If the anesthetic is a regional such as a spinal, epidural, or nerve block, the block is started while a sedative is injected and the vital signs are watched. The patient is observed and questions are asked to determine the effects of the local anesthetics injected to determine the level of anesthetic as the local is given. The anesthetist or anesthesiologist is careful to avoid overdose or complications while attempting to achieve an anesthetic level appropriate for the planned procedure. All is done is a time-sensitive manner while the surgeon is pacing in the substerile room next door.

After the anesthetic is completed and the patient is stable, the nursing staff preps and drapes the patient and the surgeon is called to scrub and get gowned and gloved. They then localize the incision site, verify that the patient is indeed under anesthesia and make incision. The anesthesiologist notes the time of surgery and all agree on the specific time of start. Billing all depends on the time of the case, and all times must agree on the nursing and anesthesia documents.

During the surgery, the anesthesia staff watch vital signs, fluids administered, bleeding and urine collected. Other fluids monitored might include stomach contents suctioned with a nasogastric tube. These fluids influence IV fluid amounts administered and the decisions made to give blood or blood products during surgery. They also monitor temperature and muscle relaxation, and the total amounts of drugs given. When the surgeon puts in the final suture and places the last dressing on the patient, that is when the case is considered over, and the time is then recorded as the end of surgery.

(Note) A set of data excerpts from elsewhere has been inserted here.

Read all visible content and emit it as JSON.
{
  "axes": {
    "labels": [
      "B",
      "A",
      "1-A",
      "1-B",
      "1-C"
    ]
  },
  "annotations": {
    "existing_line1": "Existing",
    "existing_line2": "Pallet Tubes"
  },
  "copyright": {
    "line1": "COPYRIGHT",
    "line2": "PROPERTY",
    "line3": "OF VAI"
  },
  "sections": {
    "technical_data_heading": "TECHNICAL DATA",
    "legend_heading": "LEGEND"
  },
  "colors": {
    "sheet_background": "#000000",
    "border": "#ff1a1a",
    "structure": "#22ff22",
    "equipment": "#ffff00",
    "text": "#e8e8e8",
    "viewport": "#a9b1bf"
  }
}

The anesthesiologist then will turn off the anesthesia gas, reverse the muscle relaxant if used, and suction the stomach in anticipation of removing the airway which was used to ventilate the patient. If a block was used, the end of surgery requires very little action except for cessation of any sedation medication. The patient is moved to recovery when stable and report is given to the nurse who will be taking the patient from the team.

A CRNA is a nurse with a masters level education. She or he is a registered nurse with critical care experience and special training in anesthesia. The difference between a CRNA and an anesthesiologist is that an anesthesiologist is a physician who has attended a full four-year college and then gone on to medical school and residency specializing in anesthesia. They graduate with and MD degree, four years of college, four years of med school, and four years of residency. Specialty within anesthesiology such as cardiac or pediatric or pain management could also take extra fellowship training. MDAs (MD anesthesiologist) often carry the same intraop activities as CRNAs, however the preop and postop responsibilities usually are managed by the MDAs in mixed groups where the MDAs supervise the nurses in the OR and the MDAs run the schedule and make rounds and do consults.

I have worked with many talented and dedicated CRNAs and am happy to endorse their role in our practice! I write this merely to help my reader understand the difference as it has often been a source of confusion.  I hope you find this interesting, because most of you would not have any idea what happens once you enter the OR!